БОРИС: Прошу прощения. Алеша, тяпнешь? (наливает Алеше).

АЛЕКСАНДРА СЕРГЕЕВНА: Борис!

ШИРОКОВ: Борис, не дури… Между прочим, заграницей почему-то решили, что мы – советские – говорим только на языке Зощенко. Это так потешно. Я как-то зашел в русский ресторан, в штатском. Официант узнав, что я из Советского Союза, расхваливал меню приблизительно так: «Борщик, товарищ, на-ять, первый сорт, без всякой бузы, пошамаете – сами оцените».

БОРИС (смеясь): Ну, а ты что?

ШИРОКОВ: Шамайте, говорю, дражайший буза– тер, сами ваш борщик, а я уж, говорю, пойду к америкашкам… Так и ушел.

ЕЛЕНА: А что, американцы, в общем, хороший народ?

ШИРОКОВ: Своеобразный очень.
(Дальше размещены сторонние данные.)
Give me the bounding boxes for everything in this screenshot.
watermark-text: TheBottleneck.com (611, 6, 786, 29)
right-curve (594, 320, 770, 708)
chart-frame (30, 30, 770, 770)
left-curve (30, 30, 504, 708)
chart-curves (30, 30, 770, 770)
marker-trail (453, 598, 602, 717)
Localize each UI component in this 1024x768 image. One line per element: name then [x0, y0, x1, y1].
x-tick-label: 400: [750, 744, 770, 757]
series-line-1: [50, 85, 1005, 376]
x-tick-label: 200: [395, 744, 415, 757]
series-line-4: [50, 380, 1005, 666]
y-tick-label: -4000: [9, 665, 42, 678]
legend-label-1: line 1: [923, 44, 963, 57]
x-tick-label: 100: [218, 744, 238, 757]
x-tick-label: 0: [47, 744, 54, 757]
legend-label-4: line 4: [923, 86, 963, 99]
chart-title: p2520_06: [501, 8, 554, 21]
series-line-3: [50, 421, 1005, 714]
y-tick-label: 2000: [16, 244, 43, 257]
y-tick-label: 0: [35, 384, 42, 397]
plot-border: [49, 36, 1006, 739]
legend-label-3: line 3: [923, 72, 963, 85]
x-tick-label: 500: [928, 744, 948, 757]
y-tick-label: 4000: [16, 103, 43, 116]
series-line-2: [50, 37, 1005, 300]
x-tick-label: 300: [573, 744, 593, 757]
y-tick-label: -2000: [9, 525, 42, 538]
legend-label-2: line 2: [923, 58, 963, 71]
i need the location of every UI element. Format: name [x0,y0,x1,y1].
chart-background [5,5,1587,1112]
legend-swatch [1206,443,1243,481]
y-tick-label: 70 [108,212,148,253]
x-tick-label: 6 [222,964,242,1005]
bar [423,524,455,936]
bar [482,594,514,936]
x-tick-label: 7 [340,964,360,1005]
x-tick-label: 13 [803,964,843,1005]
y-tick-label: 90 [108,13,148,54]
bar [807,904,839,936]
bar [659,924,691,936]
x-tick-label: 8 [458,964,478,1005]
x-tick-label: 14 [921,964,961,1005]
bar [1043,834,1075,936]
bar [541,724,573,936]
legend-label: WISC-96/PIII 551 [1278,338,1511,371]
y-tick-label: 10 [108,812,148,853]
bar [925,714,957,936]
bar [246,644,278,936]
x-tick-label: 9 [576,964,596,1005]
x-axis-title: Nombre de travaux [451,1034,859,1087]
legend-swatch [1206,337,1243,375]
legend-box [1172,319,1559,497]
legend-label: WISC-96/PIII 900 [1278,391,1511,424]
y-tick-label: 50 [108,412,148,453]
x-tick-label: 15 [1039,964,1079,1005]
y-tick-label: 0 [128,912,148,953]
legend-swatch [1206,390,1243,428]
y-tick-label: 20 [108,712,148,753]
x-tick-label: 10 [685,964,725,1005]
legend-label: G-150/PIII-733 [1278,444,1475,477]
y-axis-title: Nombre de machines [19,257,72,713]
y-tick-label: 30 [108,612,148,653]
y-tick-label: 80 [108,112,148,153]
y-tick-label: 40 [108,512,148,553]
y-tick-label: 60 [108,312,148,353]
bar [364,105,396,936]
А в общем – да, хороший…

БОРИС: Ничего ребята. По Германии знаю. Жуют себе резинку и в ус не дуют.

НАТАША: А негров третируют…

БОРИС: Заговорила наша комсомолочка! Ты еще нам доклад прочти о равноправии негров.

АЛЕКСАНДРА СЕРГЕЕВНА: Дети, вы же знаете, что я не люблю подобных разговоров.

НАТАША: Не знаю, я как-то ничего не люблю заграничного. Немцы охоту отбили, что-ли… Даже до смешного: вот уже к этому твоему Кедрову…

ШИРОКОВ: Климову…

НАТАША: Ну, Климову – у меня уже антипатия, только потому, что он из Америки.

ШИРОКОВ: Он такой же советский гражданин, как все мы.

НАТАША: Ах, знаю я этих побывавших заграницей: и то там лучше и это.

БОРИС: Да ведь и ты комсомолка-то липовая; вроде, как отец член партии – по билету больше.

НАТАША: Это ничего не значит. Я могу относиться критически к нашим идеям, но родина для меня – главное.

АЛЕКСАНДРА СЕРГЕЕВНА: Ведь я же просила оставить эти разговоры. Наташа! Борис!

ЕЛЕНА: Вот завели, в самом деле…

ШИРОКОВ: Наташа, послушай (слышен стук мотора) Вот наверно и гость! Я пойду встречу (уходит в сад).

КУЗЬМИЧ: А как по-английски «здравствуйте»? Я что-то забыл. Наталья Федоровна?

НАТАША: Халло… (Алеша молча встает).

АЛЕКСАНДРА СЕРГЕЕВНА: Ты куда?

АЛЕША: Посижу на диване. Спасибо, мама.

КУЗЬМИЧ: А как по-английски «костюм»?

НАТАША: Сьют…

КУЗЬМИЧ: Чрезвычайно трудный язык. И как это вы, Наталья Федоровна, в совершенстве освоили его. Я, например, уже много лет осваиваю, но результат весьма и весьма не удовлетворительный. Кстати, Борис Федорович, вы заграницей его величества императора Германского Вильгельма 2-го не встречали?

БОРИС: По слухам он еще в двадцать восьмом году дуба дал.

КУЗЬМИЧ: Благодарю вас. Весьма почтенный был человек… И тоже с усами.

(ГОЛОС ШИРОКОВА: «Сюда, пожалуйста!!». Входят Широков и Климов. Наташа незаметно уходит. Климов чуть смущен. Борис и Кузьмич встают).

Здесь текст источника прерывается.